Los motivos reales son la oferta de privacidad y de “exclusividad”, pero conlleva la exclusión del extraño; de quien no vive en el gueto, porque finalmente para realizar sus actividades extra domésticas, los habitantes del gueto tienen que salir y ahí estarían expuestos a la inseguridad, pero además el nivel de los guardias y los dispositivos de seguridad en los accesos no son ningún impedimento para el crimen organizado.

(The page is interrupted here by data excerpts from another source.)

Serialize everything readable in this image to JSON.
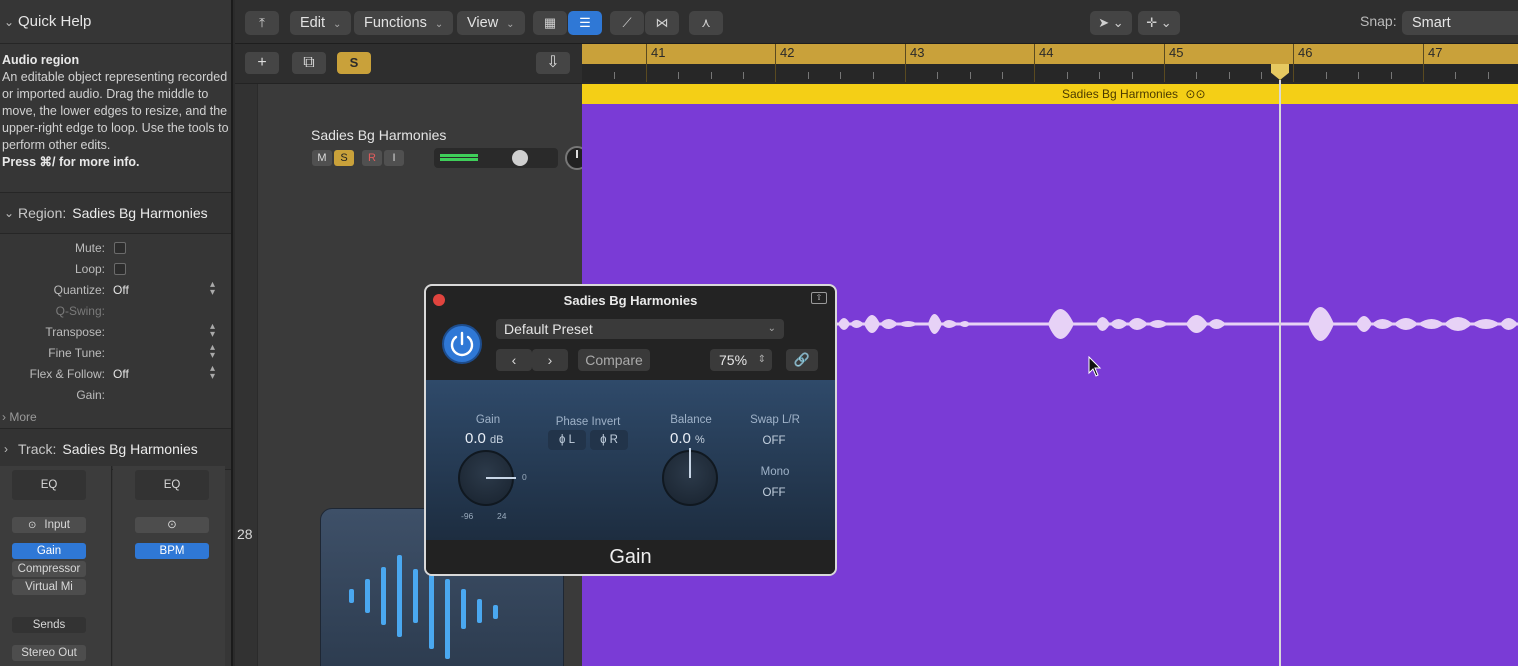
{
  "inspector": {
    "quick_help": {
      "header": "Quick Help",
      "title": "Audio region",
      "description": "An editable object representing recorded or imported audio. Drag the middle to move, the lower edges to resize, and the upper-right edge to loop. Use the tools to perform other edits.",
      "more_info": "Press ⌘/ for more info."
    },
    "region": {
      "label": "Region:",
      "name": "Sadies Bg Harmonies",
      "params": {
        "mute": "Mute:",
        "loop": "Loop:",
        "quantize": "Quantize:",
        "quantize_value": "Off",
        "qswing": "Q-Swing:",
        "transpose": "Transpose:",
        "fine_tune": "Fine Tune:",
        "flex_follow": "Flex & Follow:",
        "flex_follow_value": "Off",
        "gain": "Gain:"
      },
      "more": "More"
    },
    "track": {
      "label": "Track:",
      "name": "Sadies Bg Harmonies"
    },
    "channel_strips": {
      "strip1": {
        "eq": "EQ",
        "input": "Input",
        "plugins": [
          "Gain",
          "Compressor",
          "Virtual Mi"
        ],
        "sends": "Sends",
        "output": "Stereo Out"
      },
      "strip2": {
        "eq": "EQ",
        "plugin": "BPM"
      }
    }
  },
  "toolbar": {
    "edit": "Edit",
    "functions": "Functions",
    "view": "View",
    "snap_label": "Snap:",
    "snap_value": "Smart"
  },
  "tracks": {
    "solo_button": "S",
    "track_name": "Sadies Bg Harmonies",
    "mute": "M",
    "solo": "S",
    "record": "R",
    "input_monitor": "I",
    "track_number": "28"
  },
  "ruler": {
    "bars": [
      "41",
      "42",
      "43",
      "44",
      "45",
      "46",
      "47"
    ]
  },
  "region": {
    "name": "Sadies Bg Harmonies",
    "color": "#7a3bd6"
  },
  "plugin": {
    "title": "Sadies Bg Harmonies",
    "preset": "Default Preset",
    "compare": "Compare",
    "zoom": "75%",
    "gain_label": "Gain",
    "gain_value": "0.0",
    "gain_unit": "dB",
    "gain_scale_min": "-96",
    "gain_scale_max": "24",
    "gain_scale_zero": "0",
    "phase_invert_label": "Phase Invert",
    "phase_l": "L",
    "phase_r": "R",
    "balance_label": "Balance",
    "balance_value": "0.0",
    "balance_unit": "%",
    "swap_label": "Swap L/R",
    "swap_value": "OFF",
    "mono_label": "Mono",
    "mono_value": "OFF",
    "footer": "Gain"
  }
}
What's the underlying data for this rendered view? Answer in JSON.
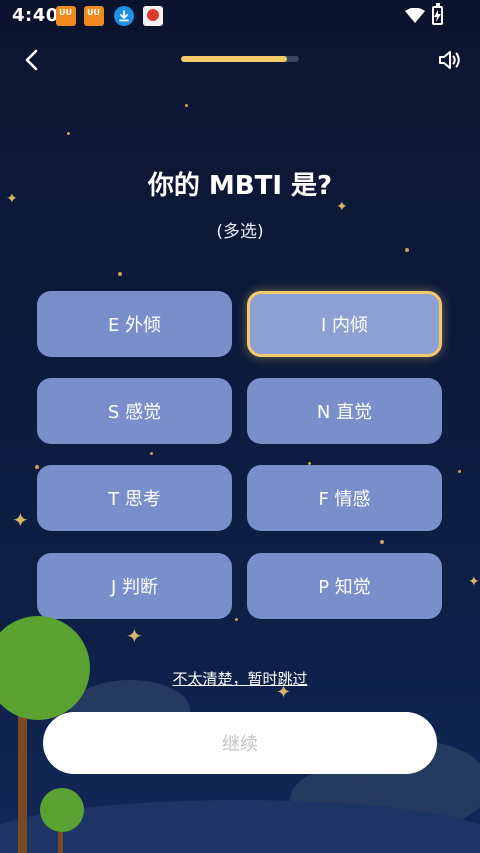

El año pasado, un comando llegó hasta uno de estos fraccionamientos cerrados; dos sicarios amagaron a los guardias, quienes no pueden portar armas y no tienen ningún tipo de capacitación. Dos sicarios más, a bordo de uno de los dos vehículos, ingresó y se dirigió hasta una de las casas, donde liquidó a un hombre que buscaban, quien estaba solo de visita en la ciudad. No pudo escapar, pues en la única salida le esperaban los otros dos sicarios. Por temor, los dos guardias prefirieron renunciar antes que presentarse a dar declaraciones ante el ministerio público.

En lo que a la larga se vuelve muy incómodo, todos los vecinos tienen que pagar una cuota, mediante la cual se paga la vigilancia y el mantenimiento de los jardines, lo que obliga además a formar una directiva y a poner un reglamento, así que vivir en un coto cerrado tiene un costo adicional, pero además le resta algunas libertades a los habitantes del mismo, además de quitarles ciertas formas de privacidad porque quedan registrados los datos de cada persona que les visita.

Para un adolescente la convivencia libre, la práctica del deporte y el paseo es imposible dentro del coto, por lo que obligadamente tiene que buscar espacios afuera. Si organizan un festejo no pueden hacer demasiado ruido y terminar a ciertas horas, lo que también les lleva obligadamente a salir y buscar otros espacios.

Es de lo más común ver pegados en las puertas de los cotos la lista de los vecinos morosos que están atrasados en sus cuotas de mantenimiento. Un escándalo marital que incluya gritería y todas esas cosas que se vuelven obligadas, pasa a ser del dominio de todo el coto.

Lo más delicado es que la planeación urbana se rompe. Esto se convierte en un abigarramiento de viviendas formadas en guetos o cotos de 300, 500, 250 casas cada uno, a donde no se puede ingresar si no se vive ahí.

La planeación urbana de Torreón dio un giro radical a partir de la aparición de este concepto de gueto o coto privado en el que hoy todo el crecimiento urbano y la oferta de tierra y vivienda está fincado.

Por la forma en que se ha dado este crecimiento, ya existen serios problemas de movilidad, de desarrollo de espacios públicos y de equipamiento, pero la tendencia lejos de modificarse tiende a venderse aún más.

En los casos mencionados de Senderos y Viñedos-Las Palmas, en lugar de 20 cotos o cerradas se pudieron construir dos colonias en cada uno de ellos, rompiendo ese concepto y abriendo los espacios, las vialidades y dotándole de un equipamiento urbano mucho más adecuado para el deporte, la convivencia social y otras prácticas de recreación y actividades sociales, además de conectar el servicio de transporte público para bajar el uso intensivo del automóvil, pero se prefirió el negocio y los gobiernos municipales lo han permitido.

En vísperas de que se cumpla el anuncio municipal de retirar las rejas que obstaculizan el tránsito libre por la colonia Campestre de Torreón, y a la expectativa de que esto se implemente en tantas otras colonias que se atrincheraron en calles públicas principalmente desde la inseguridad del calderonato y la permisividad clasista del gobierno de Eduardo Olmos, es necesario revisar minuciosamente lo siguiente: al eliminar las calles y bulevares, además de las áreas verdes públicas que por ley deben ser mantenidas por el municipio, las constructoras pueden explotar comercialmente al máximo el suelo urbano con estos guetos, pero hasta ahora nadie ha cuestionado en forma todos los aspectos sociales y legales que implica este modelo de urbanización elitista y gregaria; en Torreón, todo indica que comenzó a principio de los años ochenta con un pequeño fraccionamiento cerrado y lujoso denominado San Luciano, propiedad de una familia de políticos.